[SPARK-35874][SQL] AQE Shuffle should wait for its subqueries to finish before materializing #33058

cloud-fan · 2021-06-24T11:00:02Z

What changes were proposed in this pull request?

Currently, AQE uses a very tricky way to trigger and wait for the subqueries:

submitting stage calls QueryStageExec.materialize
QueryStageExec.materialize calls executeQuery
executeQuery does some preparation works, which goes to QueryStageExec.doPrepare
QueryStageExec.doPrepare calls prepare of shuffle/broadcast, which triggers all the subqueries in this stage
executeQuery then calls waitForSubqueries, which does nothing because QueryStageExec itself has no subqueries
then we submit the shuffle/broadcast job, without waiting for subqueries
for ShuffleExchangeExec.mapOutputStatisticsFuture, it calls child.execute, which calls executeQuery and wait for subqueries in the query tree of child
The only missing case is: ShuffleExchangeExec itself may contain subqueries(repartition expression) and AQE doesn't wait for it.

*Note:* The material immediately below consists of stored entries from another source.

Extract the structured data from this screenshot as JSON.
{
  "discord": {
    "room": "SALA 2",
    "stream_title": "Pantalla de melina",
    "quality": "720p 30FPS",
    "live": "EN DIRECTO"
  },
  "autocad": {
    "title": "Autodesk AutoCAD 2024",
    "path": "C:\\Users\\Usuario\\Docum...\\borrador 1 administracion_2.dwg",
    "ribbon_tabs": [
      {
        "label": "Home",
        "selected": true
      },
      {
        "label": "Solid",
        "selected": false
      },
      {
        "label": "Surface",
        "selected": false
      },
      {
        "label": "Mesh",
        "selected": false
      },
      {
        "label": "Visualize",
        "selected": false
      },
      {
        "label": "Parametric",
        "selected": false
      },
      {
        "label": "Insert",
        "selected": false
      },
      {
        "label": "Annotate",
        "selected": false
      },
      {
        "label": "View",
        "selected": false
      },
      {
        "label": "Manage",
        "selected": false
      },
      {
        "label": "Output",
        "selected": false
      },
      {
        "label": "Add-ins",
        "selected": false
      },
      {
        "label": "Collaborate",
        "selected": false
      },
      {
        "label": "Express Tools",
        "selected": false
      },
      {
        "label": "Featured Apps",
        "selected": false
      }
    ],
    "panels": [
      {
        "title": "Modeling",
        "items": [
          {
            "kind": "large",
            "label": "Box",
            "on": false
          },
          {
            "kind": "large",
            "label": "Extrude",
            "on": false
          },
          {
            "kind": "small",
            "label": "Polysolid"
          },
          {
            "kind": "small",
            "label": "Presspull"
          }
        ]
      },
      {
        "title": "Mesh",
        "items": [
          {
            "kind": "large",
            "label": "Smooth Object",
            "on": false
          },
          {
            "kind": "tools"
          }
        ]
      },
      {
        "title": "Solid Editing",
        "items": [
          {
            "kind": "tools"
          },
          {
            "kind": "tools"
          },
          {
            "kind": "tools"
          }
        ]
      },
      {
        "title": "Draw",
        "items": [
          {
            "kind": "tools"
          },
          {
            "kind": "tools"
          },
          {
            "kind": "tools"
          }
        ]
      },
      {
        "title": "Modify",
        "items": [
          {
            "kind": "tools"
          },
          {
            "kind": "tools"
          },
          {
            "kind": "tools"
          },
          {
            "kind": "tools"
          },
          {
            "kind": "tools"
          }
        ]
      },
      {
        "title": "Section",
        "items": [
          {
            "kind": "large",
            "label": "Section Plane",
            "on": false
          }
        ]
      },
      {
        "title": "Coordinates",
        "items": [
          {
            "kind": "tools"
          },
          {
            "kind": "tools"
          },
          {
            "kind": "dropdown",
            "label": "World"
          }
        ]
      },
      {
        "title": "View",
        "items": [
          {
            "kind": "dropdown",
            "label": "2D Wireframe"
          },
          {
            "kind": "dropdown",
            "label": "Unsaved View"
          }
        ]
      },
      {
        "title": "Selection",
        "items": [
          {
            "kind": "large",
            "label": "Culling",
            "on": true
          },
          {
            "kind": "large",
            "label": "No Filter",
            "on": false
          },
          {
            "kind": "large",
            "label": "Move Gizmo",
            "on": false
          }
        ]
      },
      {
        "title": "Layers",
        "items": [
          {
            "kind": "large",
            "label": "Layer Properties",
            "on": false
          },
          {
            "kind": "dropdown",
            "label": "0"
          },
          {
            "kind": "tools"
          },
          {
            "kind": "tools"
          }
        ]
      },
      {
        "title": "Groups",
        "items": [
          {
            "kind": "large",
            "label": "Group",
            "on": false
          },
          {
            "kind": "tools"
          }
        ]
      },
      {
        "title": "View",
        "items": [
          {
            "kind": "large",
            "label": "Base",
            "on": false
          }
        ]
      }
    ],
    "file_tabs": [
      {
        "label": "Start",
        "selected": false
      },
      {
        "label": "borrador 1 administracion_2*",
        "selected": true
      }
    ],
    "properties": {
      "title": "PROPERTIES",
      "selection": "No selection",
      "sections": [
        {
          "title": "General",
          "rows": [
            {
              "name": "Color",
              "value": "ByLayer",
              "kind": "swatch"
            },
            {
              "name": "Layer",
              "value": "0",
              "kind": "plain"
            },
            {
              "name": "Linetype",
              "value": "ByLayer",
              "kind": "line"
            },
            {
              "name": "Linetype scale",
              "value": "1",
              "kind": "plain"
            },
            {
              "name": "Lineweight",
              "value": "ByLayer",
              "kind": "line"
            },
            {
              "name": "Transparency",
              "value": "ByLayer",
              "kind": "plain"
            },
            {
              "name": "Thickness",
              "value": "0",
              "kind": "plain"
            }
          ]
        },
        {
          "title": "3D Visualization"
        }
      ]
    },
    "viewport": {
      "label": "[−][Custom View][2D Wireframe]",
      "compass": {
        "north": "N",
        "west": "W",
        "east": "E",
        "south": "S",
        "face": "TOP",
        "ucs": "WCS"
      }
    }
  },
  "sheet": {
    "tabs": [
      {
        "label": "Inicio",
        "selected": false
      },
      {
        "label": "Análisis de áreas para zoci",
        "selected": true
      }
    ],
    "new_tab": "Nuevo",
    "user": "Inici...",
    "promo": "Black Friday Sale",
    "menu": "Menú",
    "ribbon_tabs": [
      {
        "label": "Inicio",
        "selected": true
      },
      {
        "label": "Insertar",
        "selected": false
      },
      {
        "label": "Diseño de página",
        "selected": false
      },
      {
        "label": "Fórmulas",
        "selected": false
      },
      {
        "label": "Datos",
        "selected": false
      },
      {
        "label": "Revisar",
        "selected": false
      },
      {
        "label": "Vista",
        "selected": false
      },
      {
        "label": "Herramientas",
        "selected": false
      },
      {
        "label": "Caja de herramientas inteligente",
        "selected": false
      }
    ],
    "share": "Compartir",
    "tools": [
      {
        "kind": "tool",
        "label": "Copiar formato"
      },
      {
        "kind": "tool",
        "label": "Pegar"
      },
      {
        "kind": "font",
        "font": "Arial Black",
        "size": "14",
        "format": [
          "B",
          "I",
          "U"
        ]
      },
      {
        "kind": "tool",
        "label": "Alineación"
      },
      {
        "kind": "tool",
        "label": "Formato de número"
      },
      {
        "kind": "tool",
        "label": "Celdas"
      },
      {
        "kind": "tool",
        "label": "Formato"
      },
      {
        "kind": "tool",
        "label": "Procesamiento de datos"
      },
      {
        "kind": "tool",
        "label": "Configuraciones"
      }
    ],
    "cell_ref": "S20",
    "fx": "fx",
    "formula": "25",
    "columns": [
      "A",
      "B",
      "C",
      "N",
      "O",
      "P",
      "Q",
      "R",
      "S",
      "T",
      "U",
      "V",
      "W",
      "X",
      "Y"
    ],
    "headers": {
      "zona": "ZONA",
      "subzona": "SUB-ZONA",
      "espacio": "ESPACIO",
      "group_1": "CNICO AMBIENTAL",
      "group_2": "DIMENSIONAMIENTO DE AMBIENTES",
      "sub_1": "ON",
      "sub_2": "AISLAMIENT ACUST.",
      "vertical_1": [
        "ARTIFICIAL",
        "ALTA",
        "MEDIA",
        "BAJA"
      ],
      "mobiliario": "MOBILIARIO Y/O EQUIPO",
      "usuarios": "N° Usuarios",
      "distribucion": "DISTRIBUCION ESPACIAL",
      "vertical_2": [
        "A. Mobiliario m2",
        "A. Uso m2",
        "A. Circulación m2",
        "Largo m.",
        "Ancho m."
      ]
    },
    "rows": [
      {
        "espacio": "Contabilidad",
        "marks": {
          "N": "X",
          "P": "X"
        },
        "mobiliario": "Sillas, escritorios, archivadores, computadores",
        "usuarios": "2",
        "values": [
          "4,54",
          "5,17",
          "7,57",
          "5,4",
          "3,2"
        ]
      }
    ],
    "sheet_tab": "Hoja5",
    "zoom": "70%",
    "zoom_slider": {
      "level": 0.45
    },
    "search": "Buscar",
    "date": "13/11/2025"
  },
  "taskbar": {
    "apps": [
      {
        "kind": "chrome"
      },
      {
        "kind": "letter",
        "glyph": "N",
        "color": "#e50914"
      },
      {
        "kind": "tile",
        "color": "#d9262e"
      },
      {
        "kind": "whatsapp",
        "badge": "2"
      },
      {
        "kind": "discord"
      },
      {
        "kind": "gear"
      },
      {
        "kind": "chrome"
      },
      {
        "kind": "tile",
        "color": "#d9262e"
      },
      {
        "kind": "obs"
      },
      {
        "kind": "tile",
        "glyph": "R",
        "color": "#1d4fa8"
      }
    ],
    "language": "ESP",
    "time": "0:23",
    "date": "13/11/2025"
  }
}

A simple fix would be overwriting waitForSubqueries in QueryStageExec, and forward the request to shuffle/broadcast, but this PR proposes a different and probably cleaner way: we follow execute/doExecute in SparkPlan, and add similar APIs in the AQE version of "execute", which gets a future from shuffle/broadcast.

Why are the changes needed?

bug fix

Does this PR introduce any user-facing change?

a query fails without the fix and can run now

How was this patch tested?

new test

cloud-fan · 2021-06-24T11:00:23Z

cc @maryannxue @JkSelf @viirya @yaooqinn

SparkQA · 2021-06-24T12:24:59Z

Kubernetes integration test starting
URL: https://amplab.cs.berkeley.edu/jenkins/job/SparkPullRequestBuilder-K8s/44792/

SparkQA · 2021-06-24T12:34:04Z

Kubernetes integration test status failure
URL: https://amplab.cs.berkeley.edu/jenkins/job/SparkPullRequestBuilder-K8s/44792/

cloud-fan · 2021-06-24T12:39:30Z

sql/core/src/main/scala/org/apache/spark/sql/execution/exchange/BroadcastExchangeExec.scala

@@ -58,7 +58,11 @@ trait BroadcastExchangeLike extends Exchange {
   * For registering callbacks on `relationFuture`.
   * Note that calling this method may not start the execution of broadcast job.
   */
-  def completionFuture: scala.concurrent.Future[broadcast.Broadcast[Any]]
+  final def submitBroadcastJob: scala.concurrent.Future[broadcast.Broadcast[Any]] = executeQuery {


This is kind of the AQE version of "execute", as AQE won't call execute of shuffle/broadcast.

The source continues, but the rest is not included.